Internet Indirection Infrastructure

From: shvet <shvetank_at_gmail.com>
Date: Thu, 23 Nov 2006 10:10:18 -0500

Motivation: i3 is an overlay based infrastructure that offers a rendezvous
based communication abstraction to provide services like multicast, anycast
and mobility.

Key Points:

1) It is essentially a Publish-Subscribe-Notify model built on top of Chord.
It decouples receiving form sending.Senders send packets to a id and
receivers subscribe to an id. The infrastructure facilitates the forwarding
of the packet.

2) Such a infrastructure provides mobility, multicast and anycast.
Mobility - Since communication is not connection based between source and
destination, it provides mobility ub updation of the contact information at
the rendezvous server. Both, sender and receiver can thus be mobile
simultaneously.
Multicast - More than one receiver can subscribe to the id.
Anycast - i3 provides anycast by sending the packet to the identifier whose
k-bit prefix matches the anycast group identifier and then forwarding the
packet to identifier that best matches the packet identifier.

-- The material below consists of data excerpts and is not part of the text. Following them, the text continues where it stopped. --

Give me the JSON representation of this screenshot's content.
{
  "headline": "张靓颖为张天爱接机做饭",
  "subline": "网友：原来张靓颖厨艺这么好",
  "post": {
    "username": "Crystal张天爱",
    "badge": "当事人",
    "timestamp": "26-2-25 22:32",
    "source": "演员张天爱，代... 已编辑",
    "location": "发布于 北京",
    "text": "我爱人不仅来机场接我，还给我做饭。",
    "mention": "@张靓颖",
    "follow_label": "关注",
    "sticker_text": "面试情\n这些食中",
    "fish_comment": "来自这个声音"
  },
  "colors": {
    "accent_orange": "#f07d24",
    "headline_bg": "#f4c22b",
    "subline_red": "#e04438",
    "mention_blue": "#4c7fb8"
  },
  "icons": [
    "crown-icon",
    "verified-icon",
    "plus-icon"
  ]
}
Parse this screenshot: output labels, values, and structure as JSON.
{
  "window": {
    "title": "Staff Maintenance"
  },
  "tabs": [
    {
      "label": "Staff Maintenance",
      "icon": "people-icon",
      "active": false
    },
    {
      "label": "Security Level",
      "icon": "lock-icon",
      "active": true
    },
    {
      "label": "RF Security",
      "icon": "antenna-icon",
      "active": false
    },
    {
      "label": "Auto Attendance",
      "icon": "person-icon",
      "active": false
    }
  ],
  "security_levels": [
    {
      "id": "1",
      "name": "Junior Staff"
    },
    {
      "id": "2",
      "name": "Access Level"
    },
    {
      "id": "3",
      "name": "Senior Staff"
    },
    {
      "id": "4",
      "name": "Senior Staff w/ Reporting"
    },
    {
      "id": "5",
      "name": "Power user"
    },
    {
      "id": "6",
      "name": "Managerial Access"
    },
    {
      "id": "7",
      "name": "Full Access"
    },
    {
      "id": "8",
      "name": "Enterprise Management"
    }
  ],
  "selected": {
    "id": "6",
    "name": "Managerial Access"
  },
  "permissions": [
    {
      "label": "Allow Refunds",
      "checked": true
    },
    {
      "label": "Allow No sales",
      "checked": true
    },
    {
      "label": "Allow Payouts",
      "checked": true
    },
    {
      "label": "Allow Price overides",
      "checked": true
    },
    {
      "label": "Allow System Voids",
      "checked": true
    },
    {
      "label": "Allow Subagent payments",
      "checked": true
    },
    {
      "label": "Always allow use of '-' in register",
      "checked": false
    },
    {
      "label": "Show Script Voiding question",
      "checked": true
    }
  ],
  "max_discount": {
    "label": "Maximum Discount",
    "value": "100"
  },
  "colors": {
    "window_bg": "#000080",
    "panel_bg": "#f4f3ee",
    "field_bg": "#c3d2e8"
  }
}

3) i3 can provide service composition by sending the packet to a sequence of
ids before finally forwarding it to the destination.
An interesting application is heterogeneous multicast where different
receivers can notify the sequence of ids through which the packet should go
before being forwarded to them. This enables different processing for
different receivers.

4) i3 largely depends on the overlay network over which it is built (Chord
lookup protocol). Thus, i3 benefits as well as limited by the properties of
Chord.

5) Relying on i3 overlay to mange routing for packets introduces the burden
of making it secure and robust. The authors argue that they can do as well
as the current Internet.

6) One problem is that i3 might lead to considerable path inflation as it
would be difficult to provide for shortest path for majority of the end
nodes. Although the authors argue, to reduce latency the address of the
server doing the forwarding can be cached. However, even then it would lead
to some path inflation as providing the shortest path route would be very
difficult in most of the cases. This has serious limitations for time
sensitive applications like streaming, ajax-based appications, VoIP etc.

7) i3 breaks the "connection" paradigm between end hosts. Moreover, i3 makes
the uplink and downlink fairly asymmetric.
This would complicate the behavior of certain applications.

All in all, I think i3 is a cool concept and is useful for certain
applications but has limitations for others.